Les Chocolats Lombart, ou Chocolaterie Lombart[1], dont la raison sociale revendique la création en 1760[2], furent la première entreprise de chocolat de France, dix ans avant que Pelletier et Pelletier ne fondent aussi une chocolaterie en 1770[3].

La chocolaterie Lombart, se présente au début du XXe siècle comme « la plus grande usine de Paris », qui est aussi basée à Ivry[4]. L'adresse parisienne est au 75 avenue de Choisy, de la raffinerie de sucre Say, sur un site repris ensuite par une usine Panhard puis par le lycée Gabriel-Fauré, et décrit par la romancière Anne-Marie Garat dans son roman Dans la main du diable. Y travaillent environ 500 ouvriers, qui bénéficient du « participationnisme » : comme le mérite est un des facteurs de la part individuelle, le complément de salaire est établi par une moyenne de productivité[5].
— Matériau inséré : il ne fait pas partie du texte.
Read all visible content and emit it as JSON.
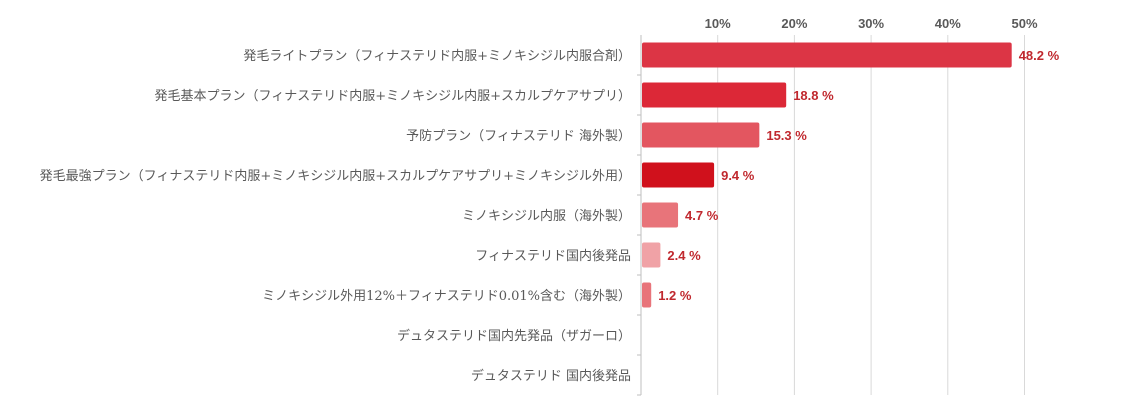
{
  "chart_data": {
    "type": "bar",
    "orientation": "horizontal",
    "title": "",
    "xlabel": "",
    "ylabel": "",
    "xlim": [
      0,
      55
    ],
    "ticks": [
      10,
      20,
      30,
      40,
      50
    ],
    "tick_labels": [
      "10%",
      "20%",
      "30%",
      "40%",
      "50%"
    ],
    "grid": true,
    "categories": [
      "発毛ライトプラン（フィナステリド内服+ミノキシジル内服合剤）",
      "発毛基本プラン（フィナステリド内服+ミノキシジル内服+スカルプケアサプリ）",
      "予防プラン（フィナステリド 海外製）",
      "発毛最強プラン（フィナステリド内服+ミノキシジル内服+スカルプケアサプリ+ミノキシジル外用）",
      "ミノキシジル内服（海外製）",
      "フィナステリド国内後発品",
      "ミノキシジル外用12%＋フィナステリド0.01%含む（海外製）",
      "デュタステリド国内先発品（ザガーロ）",
      "デュタステリド 国内後発品"
    ],
    "values": [
      48.2,
      18.8,
      15.3,
      9.4,
      4.7,
      2.4,
      1.2,
      0,
      0
    ],
    "data_labels": [
      "48.2 %",
      "18.8 %",
      "15.3 %",
      "9.4 %",
      "4.7 %",
      "2.4 %",
      "1.2 %",
      "",
      ""
    ],
    "colors": [
      "#dc3545",
      "#dc2837",
      "#e35660",
      "#d0111c",
      "#e8747a",
      "#f0a2a6",
      "#e8747a",
      "#e8747a",
      "#e8747a"
    ],
    "label_color": "#c0282e"
  }
}
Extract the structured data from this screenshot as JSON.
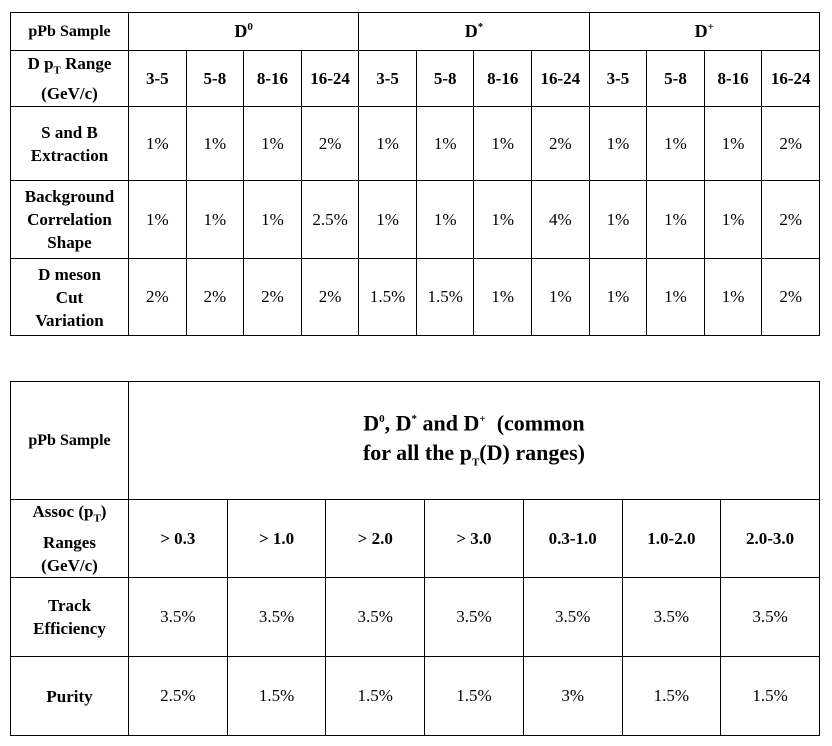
{
  "table1": {
    "corner": "pPb Sample",
    "mesons": [
      {
        "base": "D",
        "sup": "0"
      },
      {
        "base": "D",
        "sup": "*"
      },
      {
        "base": "D",
        "sup": "+"
      }
    ],
    "range_label": {
      "a": "D p",
      "sub": "T",
      "b": " Range",
      "c": "(GeV/c)"
    },
    "bins": [
      "3-5",
      "5-8",
      "8-16",
      "16-24",
      "3-5",
      "5-8",
      "8-16",
      "16-24",
      "3-5",
      "5-8",
      "8-16",
      "16-24"
    ],
    "rows": [
      {
        "label_lines": [
          "S and B",
          "Extraction"
        ],
        "values": [
          "1%",
          "1%",
          "1%",
          "2%",
          "1%",
          "1%",
          "1%",
          "2%",
          "1%",
          "1%",
          "1%",
          "2%"
        ]
      },
      {
        "label_lines": [
          "Background",
          "Correlation",
          "Shape"
        ],
        "values": [
          "1%",
          "1%",
          "1%",
          "2.5%",
          "1%",
          "1%",
          "1%",
          "4%",
          "1%",
          "1%",
          "1%",
          "2%"
        ]
      },
      {
        "label_lines": [
          "D meson",
          "Cut",
          "Variation"
        ],
        "values": [
          "2%",
          "2%",
          "2%",
          "2%",
          "1.5%",
          "1.5%",
          "1%",
          "1%",
          "1%",
          "1%",
          "1%",
          "2%"
        ]
      }
    ]
  },
  "table2": {
    "corner": "pPb Sample",
    "title": {
      "d": "D",
      "sup0": "0",
      "sep1": ", ",
      "d2": "D",
      "sup_star": "*",
      "and": " and ",
      "d3": "D",
      "sup_plus": "+",
      "rest": "  (common",
      "line2a": "for all the p",
      "line2sub": "T",
      "line2b": "(D) ranges)"
    },
    "assoc_label": {
      "a": "Assoc (p",
      "sub": "T",
      "b": ")",
      "c": "Ranges",
      "d": "(GeV/c)"
    },
    "bins": [
      "> 0.3",
      "> 1.0",
      "> 2.0",
      "> 3.0",
      "0.3-1.0",
      "1.0-2.0",
      "2.0-3.0"
    ],
    "rows": [
      {
        "label_lines": [
          "Track",
          "Efficiency"
        ],
        "values": [
          "3.5%",
          "3.5%",
          "3.5%",
          "3.5%",
          "3.5%",
          "3.5%",
          "3.5%"
        ]
      },
      {
        "label_lines": [
          "Purity"
        ],
        "values": [
          "2.5%",
          "1.5%",
          "1.5%",
          "1.5%",
          "3%",
          "1.5%",
          "1.5%"
        ]
      }
    ]
  }
}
Réputée à la fin du XIXe siècle, la chocolaterie fut fondée à Paris en 1760, avec un magasin au 11 boulevard des Italiens. Parmi ses illustres clientes : Madame Victoire, puis la duchesse d’Angoulême, aussi appelée Madame Royale. Ses produits : Chocolats Supérieurs, Bonbons Fins, Fantaisies Chocolat, etc. Sans oublier le Thé Lombart « d'importation directe ». À la fin des années 1940, le siège social et les bureaux se trouvaient 68 rue de Miromesnil (Paris, VIIIe). En 1957, la société Chocolat Lombart fut absorbée par la société de chocolats Menier.

La société est développée par Jules-François Lombart (1830-1915), fils de Catherine Legris et Adolphe Lombart, dont le portrait est au musée de sa ville de naissance, à Doullens (Somme). Grand voyageur à la recherche des meilleures fèves de cacao, Jules-François Lombart vécut dans sa villa Boucicaut de Fontenay-aux-Roses, dont il fut maire[6].